The men in these Countries are for the most part of high stature, of an Olive-colour, and well proportion’d, their hair black and long: Both men and women are very neat and curious in keeping their hair clean and handsomely order’d: the women tie up theirs about the crown of the head after the form of a garland; and the men dispose theirs behind the ears (p. 92).
But if we compare this to the French of the 1681 edition, we find something quite different:
The Apalachites are for the most part of great height, of olive color and well-proportioned of body. They are all born perfectly white, but they change the natural color of their skin by the frequent use of a certain ointment that they create with bear grease and the root of an herb that has the virtue of inuring them against heat and cold. They all have long, black hair, and it is like a prodigy to them to see foreigners who are blond and naturally curly and frizzy. They have no beard at all, and if they come across any hairs they pull them out with great concern and just like the Island Caribs, promptly apply to the spot some caustic oil that has the property of reclosing the pores and cauterizing the hair root so it cannot grow back (my translation, pp. 388-89).
It is apparent that Rochefort’s book only became more accurate and authentic with the last edition. There seems never to have been a large element of fantasy and polemics or anything like a cavalier approach as claimed by American anthropologists who dismiss the work. In Appendix D, we have translated some of the passages that significantly improve upon the English excerpts familiar to most readers. Included are paragraphs on the Apalaches’ origins, unusual birds in their country, clothing, religion and government.
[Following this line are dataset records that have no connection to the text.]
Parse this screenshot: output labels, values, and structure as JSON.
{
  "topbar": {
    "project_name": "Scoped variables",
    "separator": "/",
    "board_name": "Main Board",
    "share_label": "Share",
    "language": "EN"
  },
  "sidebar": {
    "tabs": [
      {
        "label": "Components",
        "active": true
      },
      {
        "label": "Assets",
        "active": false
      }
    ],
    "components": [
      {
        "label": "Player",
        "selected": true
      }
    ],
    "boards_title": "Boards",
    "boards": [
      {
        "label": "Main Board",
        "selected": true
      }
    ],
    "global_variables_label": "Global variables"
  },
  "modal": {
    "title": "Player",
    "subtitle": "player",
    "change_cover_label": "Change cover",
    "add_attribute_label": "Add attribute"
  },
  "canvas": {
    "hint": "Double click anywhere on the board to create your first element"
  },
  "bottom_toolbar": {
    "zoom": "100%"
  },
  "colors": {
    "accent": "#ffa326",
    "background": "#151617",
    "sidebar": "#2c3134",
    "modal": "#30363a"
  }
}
APALACHE LOOKS? Author’s great-great-grandfather James B. Yates, Jr. in a photograph from about 1880. Born on the Lower Oconee River in Washington County, Ga. about 1820, he was half Creek Indian. Note the long black hair piled on his head. Family tradition says the Yates arms and cattle brand were taken away from his father “for marrying an Indian.” Her name was never mentioned. James B. Yates, Jr. married a part-Cherokee woman from South Carolina, Mary Elisabeth Catherine Mitchell. Their children (or at least those born in Georgia) were noted on census records as Free Persons of Color.
Greek, Not Creek
The Apalaches had little to do apparently with the Cherokees though they experienced similar admixture events and were long neighbors. At one time it seems that the Apalache received tribute from the Cherokee. One can read about them in the many works of the Creek historian Richard Thornton online and in print. Since this is a book about Cherokee ancestry, we will only touch on some general similarities. The first common denominator that strikes us is language.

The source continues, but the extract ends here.